Oprah Winfrey’s acceptance speech at the 75th Golden Globe Awards gala was one for the ages. Recipient of the Cecil B. deMille award in recognition of her career and leadership, Oprah galvanized the audience in the International Ballroom of the Beverly Hilton and beyond, giving a personal, passional and comprehensive view of the pressing issues of our times :inclusion, diversity and human dignity.
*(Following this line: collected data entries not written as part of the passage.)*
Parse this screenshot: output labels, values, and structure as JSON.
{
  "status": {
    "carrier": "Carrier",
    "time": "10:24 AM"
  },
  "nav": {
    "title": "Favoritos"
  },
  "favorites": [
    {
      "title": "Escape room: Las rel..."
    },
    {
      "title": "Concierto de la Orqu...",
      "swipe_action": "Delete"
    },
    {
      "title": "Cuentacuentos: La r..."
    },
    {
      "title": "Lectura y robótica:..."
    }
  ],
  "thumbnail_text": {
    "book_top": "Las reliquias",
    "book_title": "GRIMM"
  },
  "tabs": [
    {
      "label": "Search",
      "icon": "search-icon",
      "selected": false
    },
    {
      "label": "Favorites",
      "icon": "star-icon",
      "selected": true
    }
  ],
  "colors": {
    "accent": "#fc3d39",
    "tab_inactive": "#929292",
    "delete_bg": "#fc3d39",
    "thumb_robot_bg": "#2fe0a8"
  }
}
Here’s the complete transcript of Oprah’s speech, including presenter Reese Whitherspoon’s introduction, plus her remarks backstage.
(Reese Whiterspoon introduces Oprah Winfrey:)
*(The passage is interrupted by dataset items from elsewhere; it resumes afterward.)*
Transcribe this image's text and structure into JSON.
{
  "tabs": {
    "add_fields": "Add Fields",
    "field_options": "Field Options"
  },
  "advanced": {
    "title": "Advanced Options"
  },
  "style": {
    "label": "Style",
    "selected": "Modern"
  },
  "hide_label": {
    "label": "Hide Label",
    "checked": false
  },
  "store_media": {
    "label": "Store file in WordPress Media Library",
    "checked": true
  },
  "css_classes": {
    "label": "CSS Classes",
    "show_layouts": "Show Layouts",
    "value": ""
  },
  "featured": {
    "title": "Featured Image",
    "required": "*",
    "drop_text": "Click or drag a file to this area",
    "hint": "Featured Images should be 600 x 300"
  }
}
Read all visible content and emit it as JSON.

There are a lot of people known on a first‑name basis, but there’s only one person whose name is a verb, an adjective, and a feeling.  And that is Oprah.
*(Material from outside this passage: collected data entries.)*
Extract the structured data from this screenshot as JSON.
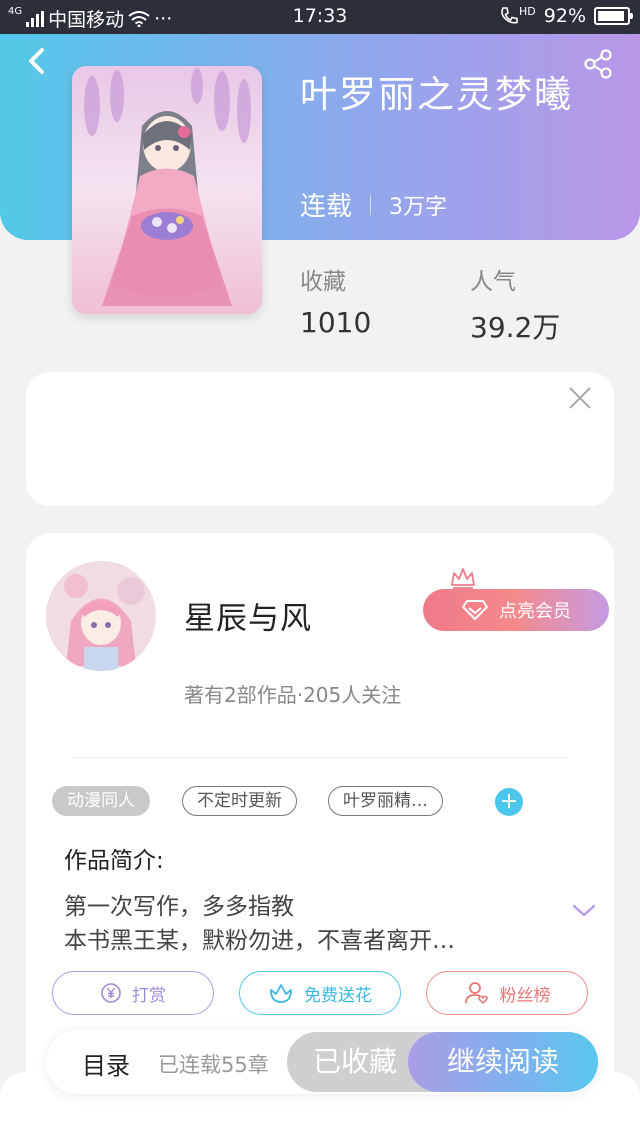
{
  "status_bar": {
    "carrier": "中国移动",
    "network": "4G",
    "extra": "···",
    "time": "17:33",
    "hd": "HD",
    "battery": "92%"
  },
  "book": {
    "title": "叶罗丽之灵梦曦",
    "status": "连载",
    "word_count": "3万字",
    "stats": [
      {
        "label": "收藏",
        "value": "1010"
      },
      {
        "label": "人气",
        "value": "39.2万"
      }
    ]
  },
  "author": {
    "name": "星辰与风",
    "meta": "著有2部作品·205人关注",
    "vip_button": "点亮会员"
  },
  "tags": [
    "动漫同人",
    "不定时更新",
    "叶罗丽精…"
  ],
  "intro": {
    "heading": "作品简介:",
    "lines": [
      "第一次写作，多多指教",
      "本书黑王某，默粉勿进，不喜者离开…"
    ]
  },
  "actions": [
    {
      "label": "打赏"
    },
    {
      "label": "免费送花"
    },
    {
      "label": "粉丝榜"
    }
  ],
  "bottom_bar": {
    "toc": "目录",
    "chapters": "已连载55章",
    "favorited": "已收藏",
    "continue": "继续阅读"
  },
  "colors": {
    "header_gradient_start": "#53c9e9",
    "header_gradient_end": "#b997e8",
    "vip_gradient_start": "#f07a8a",
    "accent_blue": "#4cc6ea"
  }
}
When you say her name, everybody stops and listens.  Just try it.  Say to the person next to you right now, “Oprah just texted me the funniest thing.”  Trust me, they’re going to stop everything and look at their phone.
I got to work with Oprah on our movie “A Wrinkle in Time,” where we spent four hours in the makeup trailer almost every day.  Guys, if you can find a way to be stuck in a small space with Oprah for four hours, do it.  It’s like going to Wharton Business School combined with a spiritual retreat, all in one.  I learned everything from how to make the best English muffin, to what it’s like being the only woman as a board member at a huge company.  And her hugs?  OK, Oprah’s hugs could end wars, solve world peace.  It’s like your oldest, dearest friend has just seen you after the longest journey of your life.  It’s that good.  When she hugs you, it’s the greatest thing ever.  Just ask Gayle, she’ll agree.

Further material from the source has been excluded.